During the interviews in 2011 and 2012 with the various stakeholders in the different EU countries the interviewers (project partner and country keyperson) will promote the establishment of new partnerships by informing organizations about organizations with whom they could cooperate. In addition during the EU-wide workshop to be held in November 2013 a market will be organized in which the stakeholders can present themselves in order to facilitate new partnerships. The project partners will have a more facilitating role in this activity and the Breeders’ Committee will be asked for feedback.

Task 5.4: Pre-breeding – channelling potential interesting germplasm into breeding programmes. Task leader: DLO. Involved partners: DLO, UoB and breeding companies (predominantly Brassica, but also Avena and Beta)

Two routes will be followed to channel potential interesting germplasm into commercial breeding programmes, namely the fundamental prebreeding route and the applied prebreeding route. Both routes will be identical during the first 18 months as Brassica germplasm will be evaluated for resistance to cabbage whitefly (Aleyrodes proletella) at DLO and for cabbage aphid (Brevicoryene brassicea) at UoB. After 18 months the results of this phenotypic evaluation will feed into both routes.

  • The fundamental prebreeding route builds upon the outcomes of WP1. UoB and DLO will provide breeders with relevant Brassica genotypes (after 24 months) and sequences of markers linked to candidate genes (after 40 months). Breeders will be requested to feedback on any consecutive testing of the genotypes.
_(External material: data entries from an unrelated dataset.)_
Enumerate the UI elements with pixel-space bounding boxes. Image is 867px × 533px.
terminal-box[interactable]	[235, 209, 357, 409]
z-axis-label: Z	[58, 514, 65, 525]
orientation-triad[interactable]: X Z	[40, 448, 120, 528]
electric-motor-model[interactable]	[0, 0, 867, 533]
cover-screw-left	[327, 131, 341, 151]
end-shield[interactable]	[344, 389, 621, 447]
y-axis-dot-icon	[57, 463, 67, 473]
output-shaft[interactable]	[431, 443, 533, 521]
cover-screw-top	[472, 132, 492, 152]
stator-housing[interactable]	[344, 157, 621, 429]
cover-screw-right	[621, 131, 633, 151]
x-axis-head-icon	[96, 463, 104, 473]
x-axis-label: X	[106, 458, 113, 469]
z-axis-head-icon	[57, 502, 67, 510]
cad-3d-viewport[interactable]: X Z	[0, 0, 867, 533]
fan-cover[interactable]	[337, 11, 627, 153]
Reporting by companies will take place on a voluntary basis. Companies involved here are the ones that have active Brassica programmes.
  • In the applied prebreeding route the project partners will screen EU genebank databases for interesting accessions. In case of Avena searches will be carried out for contents of protein, fat, minerals, dietary fibre, resistance to Fusarium infection and mycotoxin contamination and cold tolerance. For Beta searches will be carried out for resistance to BNYVV, resistance to BMYV, resistance to BYV, and resistance to Rhizoctonia. The information obtained will be actively communicated to Avena/Beta breeding companies. In addition, breeding companies will be encouraged to undertake field trials in view of obtaining feedback on the usefulness of the material/information received and further characterization of the material. This approach builds on the experiences gained under Dutch "Stimulating of Use Programme" and the cooperation of the companies takes place on a voluntary basis. In the absence of voluntary action by breeders, the consortium will discuss at the time of the mid-term review at the latest possible alternative actions.